July 19, 2009
TARP Inspector General wants Treasury to track bank use of funds
You gave US banks more than $200 billion to pull their chestnuts out of the fire with the TARP program. But what did they do with that cash?
Inspector General of the TARP program Neil Borofsky thinks that Treasury Secretary Timothy Geithner isn't doing a good enough job in trying to find out according to this story by Rebecca Christie in Bloomberg:
Barofsky's survey collected information from 360 banks that have received TARP capital, including Bank of America Corp., JPMorgan Chase & Co. and Wells Fargo & Co.
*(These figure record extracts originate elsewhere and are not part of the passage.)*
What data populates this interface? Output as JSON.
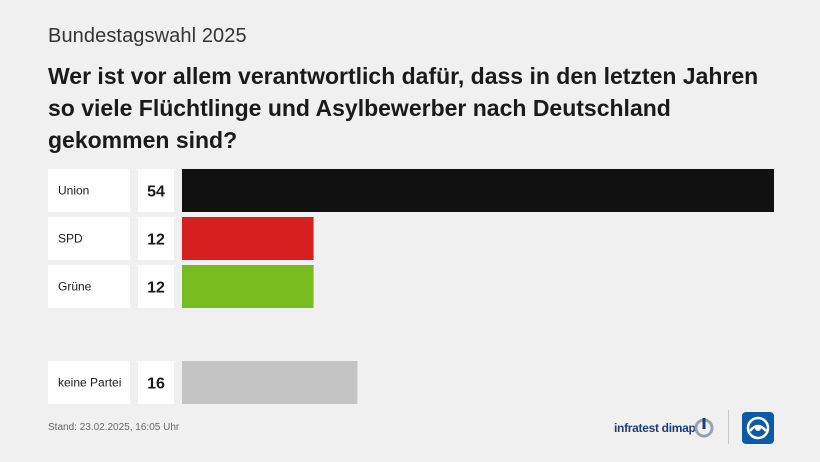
{
  "header": {
    "kicker": "Bundestagswahl 2025",
    "title": "Wer ist vor allem verantwortlich dafür, dass in den letzten Jahren so viele Flüchtlinge und Asylbewerber nach Deutschland gekommen sind?"
  },
  "chart_data": {
    "type": "bar",
    "orientation": "horizontal",
    "categories": [
      "Union",
      "SPD",
      "Grüne",
      "keine Partei"
    ],
    "values": [
      54,
      12,
      12,
      16
    ],
    "colors": [
      "#111111",
      "#d62020",
      "#78bc1f",
      "#c4c4c4"
    ],
    "group_gap_before": [
      false,
      false,
      false,
      true
    ],
    "title": "",
    "xlabel": "",
    "ylabel": "",
    "xlim": [
      0,
      54
    ]
  },
  "footer": {
    "stand": "Stand:  23.02.2025, 16:05 Uhr",
    "brand": "infratest dimap"
  },
  "colors": {
    "background": "#f0f0f0",
    "label_box": "#ffffff",
    "brand": "#1f3c78",
    "logo": "#0d5ba6"
  },
  "icons": {
    "brand_mark": "infratest-dimap-logo-icon",
    "broadcaster": "ard-tagesschau-logo-icon"
  }
}
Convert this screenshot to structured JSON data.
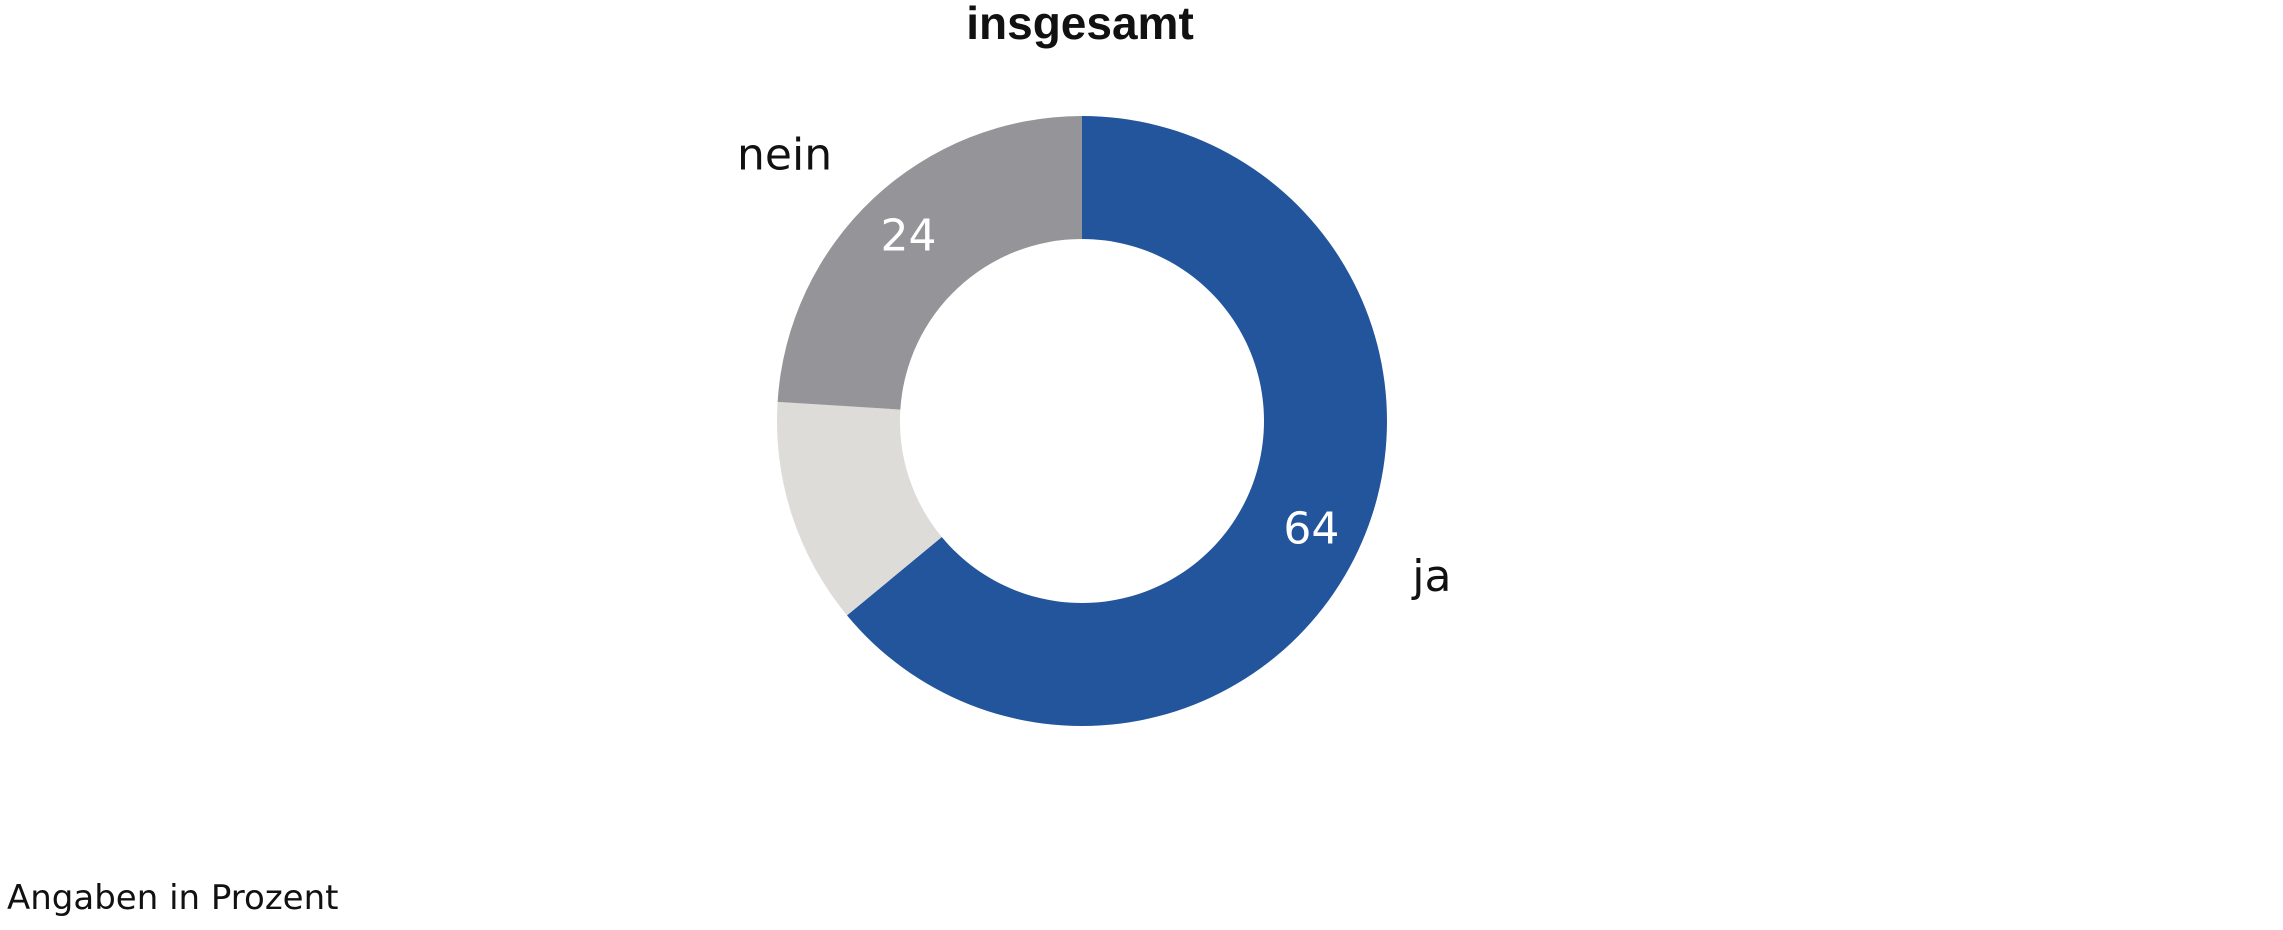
{
  "chart_data": {
    "type": "pie",
    "title": "insgesamt",
    "categories": [
      "ja",
      "",
      "nein"
    ],
    "values": [
      64,
      12,
      24
    ],
    "value_labels": [
      "64",
      "",
      "24"
    ],
    "colors": [
      "#23559c",
      "#dddcd8",
      "#959498"
    ],
    "hole": "donut",
    "start": "top",
    "direction": "clockwise"
  },
  "footnote": "Angaben in Prozent"
}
The responses, which the inspector general said it didn't verify independently, showed that 83 percent of banks used TARP money for lending, while 43 percent used funds to add to their capital cushion and 31 percent made new investments.
Existing Treasury surveys of TARP banks' lending don't show enough about what the banks are up to, said the report by the independent inspector general, which is scheduled for public release tomorrow.
The Treasury's approach "fails to recognize that TARP recipients do far more with their TARP funds than simply originating loans: They have also used these funds in a broader array of interrelated activities, as demonstrated in this audit, such as making investments, acquiring other financial institutions and simply maintaining the capital as a cushion against future losses," the report said.
The Treasury questioned whether the report's findings had broad implications for overseeing the TARP program, in an official response to the report that noted most banks don't manage their TARP money separately from other funds.
Borofsky has already butted heads with the political appointees at Treasury for looking too closely at the program. This latest attempt to get some accountability from Treasury regarding TARP would appear to put him on a collision course with Geithner again.